District 3 county supervisor campaign defends email attempt to influence poll

By Sarah Phelan


'In response to the question, "Which declared candidate should replace outgoing county Supe Mardi Wormhoudt?," a Santa Cruz Sentinel online poll had Christopher Krohn capturing 51.1 percent of the 619 total votes cast, Neal Coonerty collecting 44.7 percent and Jonathan H. Boutelle trailing at 4.2 percent. But an email forwarded to Metro Santa Cruz indicates that winning candidate Krohn may have benefited from the influence of his wife, Rachel O'Malley, who sent out emails from her university account urging people to vote for her husband in the poll. O'Malley is chair of the San Jose State University environmental studies department.

"I don't know. You'd have to ask her," said candidate Krohn, when asked last Thursday if his wife did indeed send out the group email in question. "But," he added, "it was an unscientific poll, anyways."

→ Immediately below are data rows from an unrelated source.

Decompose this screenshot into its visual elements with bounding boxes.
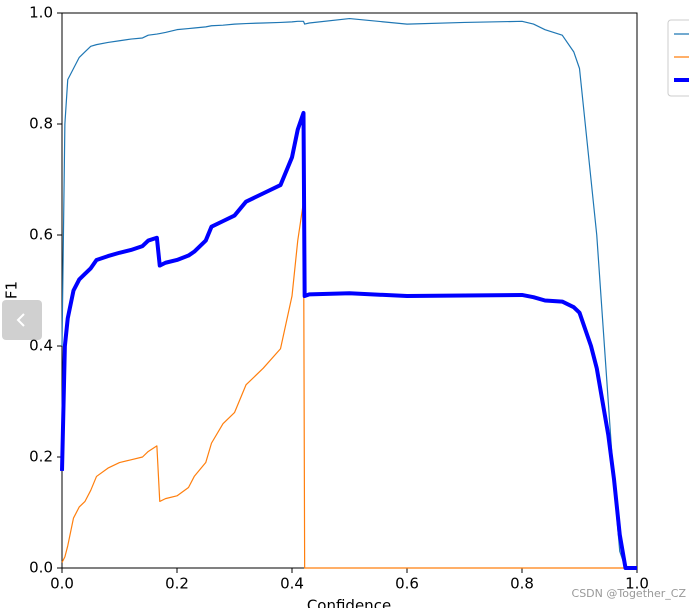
y-axis-label: F1 [3,281,21,299]
watermark: CSDN @Together_CZ [572,587,687,600]
plot-frame [61,12,638,569]
x-axis-label: Confidence [307,597,391,608]
button-bg[interactable] [2,300,42,340]
chevron-icon[interactable] [16,313,25,327]
series-line [61,17,637,569]
x-tick-label: 0.0 [50,575,74,593]
x-tick-label: 0.8 [510,575,534,593]
x-tick-label: 0.4 [280,575,304,593]
series-line [60,110,637,570]
x-tick-label: 1.0 [625,575,649,593]
series-line [61,201,637,569]
y-tick-label: 0.0 [29,559,53,577]
back-button[interactable] [2,300,42,340]
y-tick-label: 0.8 [29,115,53,133]
x-tick-label: 0.2 [165,575,189,593]
y-tick-label: 0.6 [29,226,53,244]
legend-box [667,19,689,97]
x-tick-label: 0.6 [395,575,419,593]
y-tick-label: 1.0 [29,4,53,22]
y-tick-label: 0.4 [29,337,53,355]
y-tick-label: 0.2 [29,448,53,466]
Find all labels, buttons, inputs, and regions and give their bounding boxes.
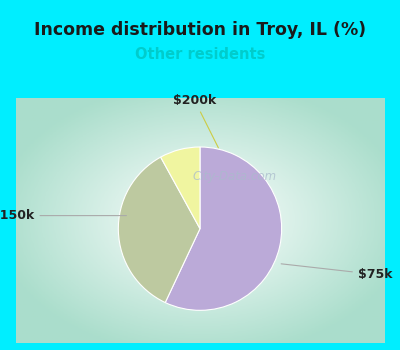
- Wedge shape: [118, 157, 200, 302]
- Text: Income distribution in Troy, IL (%): Income distribution in Troy, IL (%): [34, 21, 366, 39]
- Text: $150k: $150k: [0, 209, 126, 222]
- Text: Other residents: Other residents: [135, 47, 265, 62]
- Wedge shape: [161, 147, 200, 229]
- Text: City-Data.com: City-Data.com: [193, 170, 277, 183]
- Text: $200k: $200k: [173, 94, 218, 148]
- Wedge shape: [165, 147, 282, 310]
- Text: $75k: $75k: [281, 264, 392, 281]
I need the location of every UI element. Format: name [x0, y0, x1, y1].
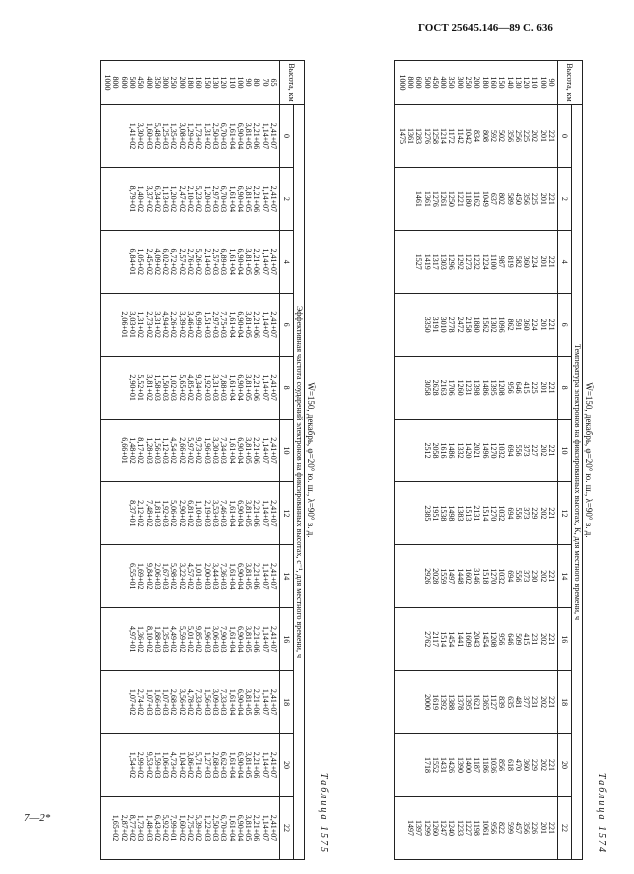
value-cell: 2,41+07 1,14+07 2,21+06 3,81+05 6,90+04 … — [100, 104, 280, 168]
heights-cell: 65 70 80 90 100 110 120 130 150 160 180 … — [100, 60, 280, 105]
column-header: 20 — [557, 733, 572, 797]
value-cell: 221 201 202 225 256 356 502 592 808 834 … — [394, 104, 558, 168]
value-cell: 2,41+07 1,14+07 2,21+06 3,81+05 6,90+04 … — [100, 733, 280, 797]
column-header: 16 — [279, 607, 294, 671]
table-row: 90 100 110 120 130 140 150 160 180 200 2… — [394, 60, 558, 860]
value-cell: 221 201 226 356 457 599 822 956 1061 119… — [394, 796, 558, 860]
value-cell: 2,41+07 1,14+07 2,21+06 3,81+05 6,90+04 … — [100, 230, 280, 294]
value-cell: 2,41+07 1,14+07 2,21+06 3,81+05 6,90+04 … — [100, 481, 280, 545]
table-caption: Таблица 1575 — [318, 773, 329, 854]
value-cell: 2,41+07 1,14+07 2,21+06 3,81+05 6,90+04 … — [100, 167, 280, 231]
column-header: 14 — [279, 544, 294, 608]
column-header: 10 — [557, 419, 572, 482]
value-cell: 221 202 229 360 470 618 856 1036 1186 11… — [394, 733, 558, 797]
column-header: 16 — [557, 607, 572, 671]
column-header: 12 — [557, 481, 572, 545]
column-header: 12 — [279, 481, 294, 545]
column-header: 0 — [557, 104, 572, 168]
page-footer: 7—2* — [24, 812, 51, 824]
column-header: 14 — [557, 544, 572, 608]
value-cell: 2,41+07 1,14+07 2,21+06 3,81+05 6,90+04 … — [100, 419, 280, 482]
page-header: ГОСТ 25645.146—89 С. 636 — [418, 22, 553, 34]
span-header: Эффективная частота соударений электроно… — [293, 104, 305, 860]
column-header: 10 — [279, 419, 294, 482]
value-cell: 2,41+07 1,14+07 2,21+06 3,81+05 6,90+04 … — [100, 293, 280, 357]
table-row: 65 70 80 90 100 110 120 130 150 160 180 … — [100, 60, 280, 860]
value-cell: 2,41+07 1,14+07 2,21+06 3,81+05 6,90+04 … — [100, 670, 280, 734]
value-cell: 2,41+07 1,14+07 2,21+06 3,81+05 6,90+04 … — [100, 544, 280, 608]
value-cell: 2,41+07 1,14+07 2,21+06 3,81+05 6,90+04 … — [100, 356, 280, 420]
column-header: 6 — [279, 293, 294, 357]
table-subtitle: W̄=150, декабрь, φ=20° ю. ш., λ=90° з. д… — [306, 382, 316, 538]
column-header: 8 — [279, 356, 294, 420]
column-header: 18 — [279, 670, 294, 734]
span-header: Температура электронов на фиксированных … — [571, 104, 583, 860]
value-cell: 2,41+07 1,14+07 2,21+06 3,81+05 6,90+04 … — [100, 796, 280, 860]
value-cell: 221 202 230 373 556 694 1032 1270 1518 3… — [394, 544, 558, 608]
column-header: 20 — [279, 733, 294, 797]
column-header: 22 — [279, 796, 294, 860]
value-cell: 221 202 227 373 556 694 1032 1270 1496 2… — [394, 419, 558, 482]
value-cell: 221 201 224 360 582 819 987 1100 1224 12… — [394, 230, 558, 294]
value-cell: 221 201 225 415 646 956 1208 1395 1486 1… — [394, 356, 558, 420]
value-cell: 221 202 231 415 509 646 956 1208 1454 20… — [394, 607, 558, 671]
value-cell: 221 202 229 373 556 694 1032 1270 1514 2… — [394, 481, 558, 545]
table-subtitle: W̄=150, декабрь, φ=20° ю. ш., λ=90° з. д… — [584, 382, 594, 538]
column-header: 6 — [557, 293, 572, 357]
value-cell: 221 201 224 360 591 862 1096 1302 1562 1… — [394, 293, 558, 357]
column-header: 2 — [557, 167, 572, 231]
heights-cell: 90 100 110 120 130 140 150 160 180 200 2… — [394, 60, 558, 105]
column-header: 18 — [557, 670, 572, 734]
data-table: Высота, км Эффективная частота соударений… — [100, 60, 305, 860]
rotated-tables: Таблица 1574 W̄=150, декабрь, φ=20° ю. ш… — [38, 60, 608, 860]
table-1575-section: Таблица 1575 W̄=150, декабрь, φ=20° ю. ш… — [100, 60, 330, 860]
value-cell: 221 201 225 356 450 589 802 637 1049 116… — [394, 167, 558, 231]
column-header: 4 — [557, 230, 572, 294]
column-header: 8 — [557, 356, 572, 420]
value-cell: 2,41+07 1,14+07 2,21+06 3,81+05 6,90+04 … — [100, 607, 280, 671]
value-cell: 221 202 231 377 481 635 839 1127 1365 16… — [394, 670, 558, 734]
row-header: Высота, км — [279, 60, 305, 105]
data-table: Высота, км Температура электронов на фикс… — [394, 60, 583, 860]
row-header: Высота, км — [557, 60, 583, 105]
column-header: 2 — [279, 167, 294, 231]
column-header: 22 — [557, 796, 572, 860]
column-header: 4 — [279, 230, 294, 294]
table-1574-section: Таблица 1574 W̄=150, декабрь, φ=20° ю. ш… — [330, 60, 608, 860]
column-header: 0 — [279, 104, 294, 168]
table-caption: Таблица 1574 — [596, 773, 607, 854]
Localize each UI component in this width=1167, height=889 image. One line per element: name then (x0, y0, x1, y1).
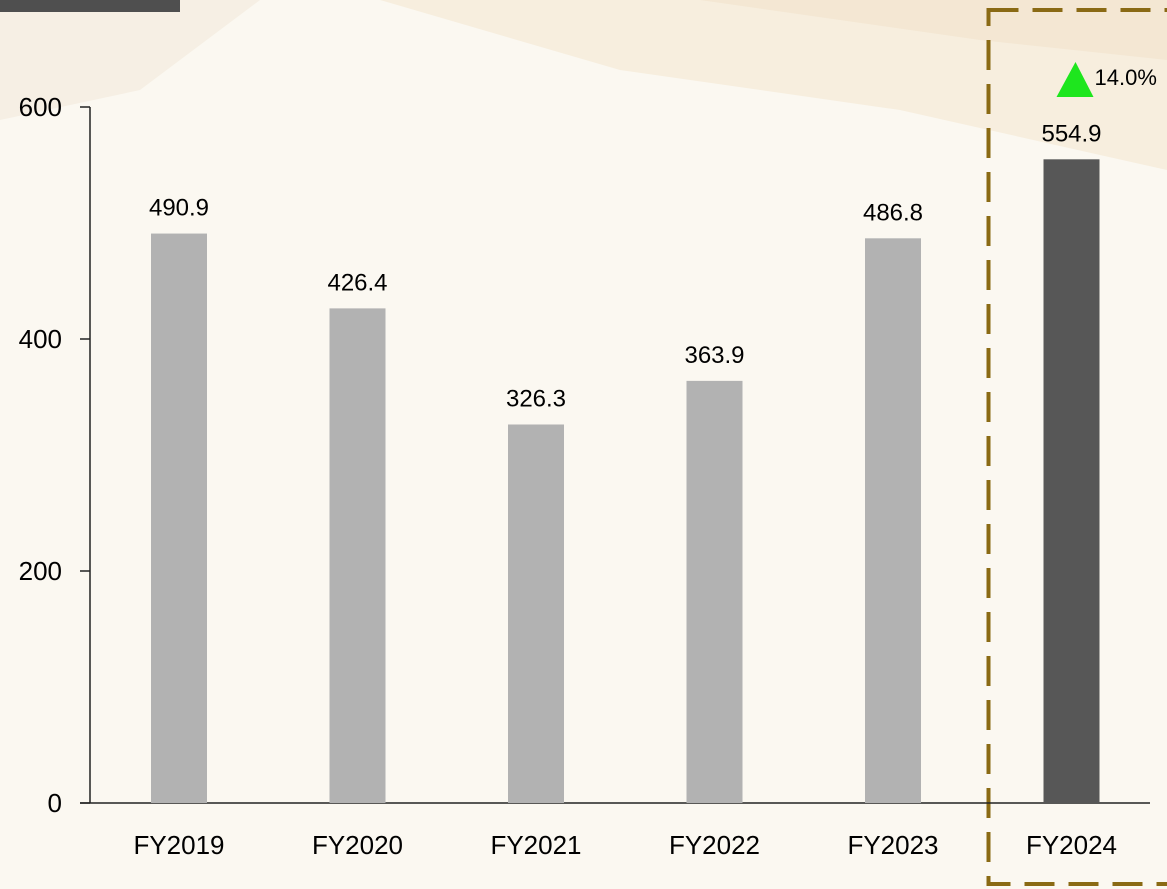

Reached by phone, O'Malley promised she'd comment on record in the next 15 minutes, but did not do so until the following day. At that time, she denied any impropriety in using her university email account to influence the poll. "I am a university professor," O'Malley explained. "I live and breathe on my university Internet account. I'm sorry [Coonerty and Boutelle] lost a Sentinel poll. It must be hard."

Asked if the recipients, whom she says numbered no more than 25, included university faculty and students, O'Malley countered, "It was a personal email. You'll see in the [university] policy that there is a distinction between personal and professional use. The university supports intellectual freedom and open politicking space. That's what universities are all about. We don't censor personal communication at the university. And I'm very public about my opinion."

Except, that is, when it comes to having it leaked to the press. O'Malley claims that it was the recipient who forwarded the email who acted improperly. The standard at CSU and UC on email, she says, is that "unless you're authorized to publicize, it's private. It shouldn't have been forwarded to you." Ironically, the last line of O'Malley's email reads "Pass the word."

According to the Sentinel's online poll archives, Krohn received 316 votes, Coonerty got 277 and Boutelle scored 26 of the total 619 votes cast. Like the Field Poll, a California media-sponsored opinion service featured in other dailies across the state, the Sentinel's poll has opened the paper to criticism for using polling techniques to create news stories. But unlike the Field Poll, which uses scientific telephone polling methodologies, the Sentinel poll is essentially an online free-for-all.

As Krohn himself observes, "A scientific poll is 500 votes, usually done as a phone survey," and "a better sampling would be 800 votes." That said, he was not willing to totally discredit the Sentinel poll, saying, "It's a barometer of something."